Résultats du projet VIL Collecte des déchets urbains
Mardi dernier, le VIL (Institut flamand pour la logistique) a organisé un webinaire au cours duquel les résultats du projet de recherche sur la collecte des déchets urbains ont été présentés. Certains de nos membres ainsi que des intercommunales de gestion des déchets et des autorités locales y ont participé. La collecte des déchets dans les villages et les centres urbains devient de plus en plus difficile en raison de la multiplication des règles imposées par les autorités locales et du manque d'uniformité entre les autorisations. Par exemple, il existe différentes créneaux horaires, des zones à faibles émissions, des restrictions de tonnage et de longueur, des plans de circulation, etc. En outre, ces règles sont souvent appliquées par les caméras de l'ANPR, qui infligent souvent des amendes à nos membres parce que les plaques d'immatriculation de leurs camions ne figurent pas sur la liste des véhicules autorisés. Actuellement, nous discutons de cette question avec le cabinet de la ministre flamande Lydia Peeters. En outre, il y a un autre défi à relever pour travailler davantage en "marge de la journée". Par exemple, des équipements de conduite plus silencieux sont indispensables pour réduire au minimum les nuisances sonores pour les riverains. On s'attend généralement à ce que l'accès aux noyaux soit d’autant plus réglementé à l'avenir.
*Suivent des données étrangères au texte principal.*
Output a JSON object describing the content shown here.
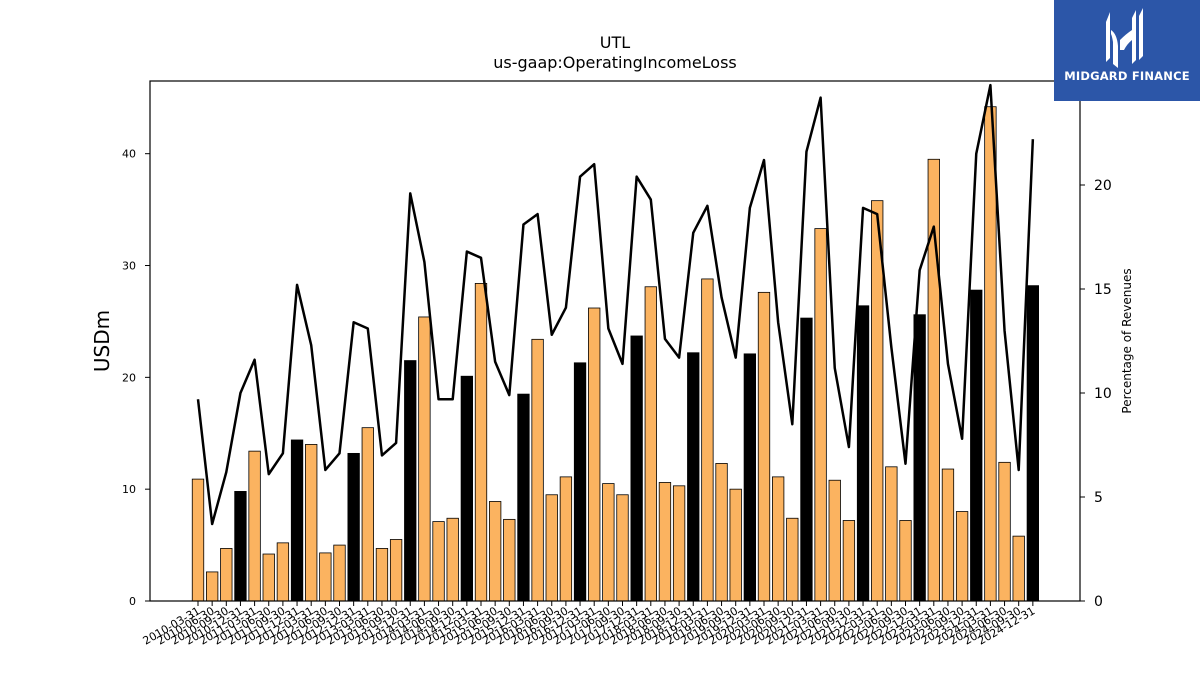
{
  "chart_data": {
    "type": "bar",
    "title": "UTL",
    "subtitle": "us-gaap:OperatingIncomeLoss",
    "ylabel": "USDm",
    "y2label": "Percentage of Revenues",
    "ylim": [
      0,
      46.5
    ],
    "y2lim": [
      0,
      25.0
    ],
    "yticks": [
      0,
      10,
      20,
      30,
      40
    ],
    "y2ticks": [
      0,
      5,
      10,
      15,
      20
    ],
    "grid": false,
    "categories": [
      "2010-03-31",
      "2010-06-30",
      "2010-09-30",
      "2010-12-31",
      "2011-03-31",
      "2011-06-30",
      "2011-09-30",
      "2011-12-31",
      "2012-03-31",
      "2012-06-30",
      "2012-09-30",
      "2012-12-31",
      "2013-03-31",
      "2013-06-30",
      "2013-09-30",
      "2013-12-31",
      "2014-03-31",
      "2014-06-30",
      "2014-09-30",
      "2014-12-31",
      "2015-03-31",
      "2015-06-30",
      "2015-09-30",
      "2015-12-31",
      "2016-03-31",
      "2016-06-30",
      "2016-09-30",
      "2016-12-31",
      "2017-03-31",
      "2017-06-30",
      "2017-09-30",
      "2017-12-31",
      "2018-03-31",
      "2018-06-30",
      "2018-09-30",
      "2018-12-31",
      "2019-03-31",
      "2019-06-30",
      "2019-09-30",
      "2019-12-31",
      "2020-03-31",
      "2020-06-30",
      "2020-09-30",
      "2020-12-31",
      "2021-03-31",
      "2021-06-30",
      "2021-09-30",
      "2021-12-31",
      "2022-03-31",
      "2022-06-30",
      "2022-09-30",
      "2022-12-31",
      "2023-03-31",
      "2023-06-30",
      "2023-09-30",
      "2023-12-31",
      "2024-03-31",
      "2024-06-30",
      "2024-09-30",
      "2024-12-31"
    ],
    "series": [
      {
        "type": "bar",
        "axis": "left",
        "values": [
          10.9,
          2.6,
          4.7,
          9.8,
          13.4,
          4.2,
          5.2,
          14.4,
          14.0,
          4.3,
          5.0,
          13.2,
          15.5,
          4.7,
          5.5,
          21.5,
          25.4,
          7.1,
          7.4,
          20.1,
          28.4,
          8.9,
          7.3,
          18.5,
          23.4,
          9.5,
          11.1,
          21.3,
          26.2,
          10.5,
          9.5,
          23.7,
          28.1,
          10.6,
          10.3,
          22.2,
          28.8,
          12.3,
          10.0,
          22.1,
          27.6,
          11.1,
          7.4,
          25.3,
          33.3,
          10.8,
          7.2,
          26.4,
          35.8,
          12.0,
          7.2,
          25.6,
          39.5,
          11.8,
          8.0,
          27.8,
          44.2,
          12.4,
          5.8,
          28.2
        ],
        "colors": [
          "#fbb360",
          "#fbb360",
          "#fbb360",
          "#000000",
          "#fbb360",
          "#fbb360",
          "#fbb360",
          "#000000",
          "#fbb360",
          "#fbb360",
          "#fbb360",
          "#000000",
          "#fbb360",
          "#fbb360",
          "#fbb360",
          "#000000",
          "#fbb360",
          "#fbb360",
          "#fbb360",
          "#000000",
          "#fbb360",
          "#fbb360",
          "#fbb360",
          "#000000",
          "#fbb360",
          "#fbb360",
          "#fbb360",
          "#000000",
          "#fbb360",
          "#fbb360",
          "#fbb360",
          "#000000",
          "#fbb360",
          "#fbb360",
          "#fbb360",
          "#000000",
          "#fbb360",
          "#fbb360",
          "#fbb360",
          "#000000",
          "#fbb360",
          "#fbb360",
          "#fbb360",
          "#000000",
          "#fbb360",
          "#fbb360",
          "#fbb360",
          "#000000",
          "#fbb360",
          "#fbb360",
          "#fbb360",
          "#000000",
          "#fbb360",
          "#fbb360",
          "#fbb360",
          "#000000",
          "#fbb360",
          "#fbb360",
          "#fbb360",
          "#000000"
        ]
      },
      {
        "type": "line",
        "axis": "right",
        "color": "#000000",
        "values": [
          9.7,
          3.7,
          6.2,
          10.0,
          11.6,
          6.1,
          7.1,
          15.2,
          12.3,
          6.3,
          7.1,
          13.4,
          13.1,
          7.0,
          7.6,
          19.6,
          16.3,
          9.7,
          9.7,
          16.8,
          16.5,
          11.5,
          9.9,
          18.1,
          18.6,
          12.8,
          14.1,
          20.4,
          21.0,
          13.1,
          11.4,
          20.4,
          19.3,
          12.6,
          11.7,
          17.7,
          19.0,
          14.6,
          11.7,
          18.9,
          21.2,
          13.4,
          8.5,
          21.6,
          24.2,
          11.2,
          7.4,
          18.9,
          18.6,
          12.2,
          6.6,
          15.9,
          18.0,
          11.4,
          7.8,
          21.5,
          24.8,
          13.0,
          6.3,
          22.2
        ]
      }
    ]
  },
  "logo": {
    "text": "MIDGARD FINANCE",
    "background": "#2c56a8",
    "icon": "midgard-m-icon"
  },
  "colors": {
    "bar_default": "#fbb360",
    "bar_highlight": "#000000",
    "line": "#000000"
  }
}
Le VIL a défini diverses "pistes de solution" pour améliorer la logistique de la collecte des déchets urbains. La première a été le développement d'un "hub dans la périphérie de la ville". Le problème ici est principalement la rentabilité des voyages. Ensuite, une deuxième solution consiste à travailler avec un camion "neutre", dans laquelle différents opérateurs utilisent le même moyen de transport. À Haarlem, un projet pilote est en cours à ce sujet avec Renewi et SUEZ, entre autres. Ce système ne semble bien fonctionner que si tous les opérateurs d'une certaine région s'inscrivent dans le système d'un camion neutre. Cela le rend plus rentable et évite la concurrence déloyale. Une solution pour ces derniers pourrait être d'accorder des monopoles locaux, comme c'est le cas à Amsterdam, par exemple. Une troisième solution choisie par les participants au projet est le système de "reverse logistics". Le principe est que le détenteur de déchets apporte lui-même ses déchets résiduels à un point de collecte et que d'un autre coté ses flux recyclables sont collectés en porte-à-porte.
À Waregem, Vanheede, IMOG et A3 Verhuur ont mis en place un projet pilote où A3 Verhuur a servi un certain nombre de clients de Vanheede pour la collecte des déchets industriels. L'objectif était de réduire les coûts en diminuant les kilomètres parcourus. Grâce à un ordinateur de bord installé dans les camions A3 Verhuur, les déchets des clients de Vanheede ont été pesés et enregistrés séparément. Cela a permis de réduire de 69 % le nombre de kilomètres parcourus par Vanheede.
SUEZ et Renewi, de leur côté, mettent en place un projet commun "Collecting together for you". Dans la province de Flandre orientale, ils ont échangés 600 de leurs clients afin de créer 3 zones délimitées dans lesquelles un opérateur desservait les clients des deux sociétés. L'objectif était de réduire les coûts logistiques tout en maintenant un service de haute qualité. Sur une base annuelle, 62 tonnes de CO² pourraient être économisées, ainsi que 40 000 kilomètres ou 19 200 litres de carburant. Toutefois, il est important d'avoir une communication opérationnelle permanente et de prévoir une évaluation trimestrielle. Une évaluation finale suivra en septembre.
Dans une présentation, le VITO a de nouveau plaidé pour plus d'informations sur les flux de matières dans les différentes étapes et pour la séparation de fractions de matières aussi homogènes que possible le plus tôt possible. Notre demande de fermer le cercle en garantissant une demande du marché, en travaillant avec un minimum de contenu recyclé dans certains cadres (par exemple les marchés publics) a reçu une réponse étonnamment négative. Selon le VITO, l'imposition de contenus recyclés "élimine les incitations à améliorer la qualité des recyclas". Il est regrettable que le VITO ne croie pas au fonctionnement de la libre concurrence pour parvenir à une amélioration continue de la qualité. Heureusement l’OVAM partage notre point de vue à ce sujet.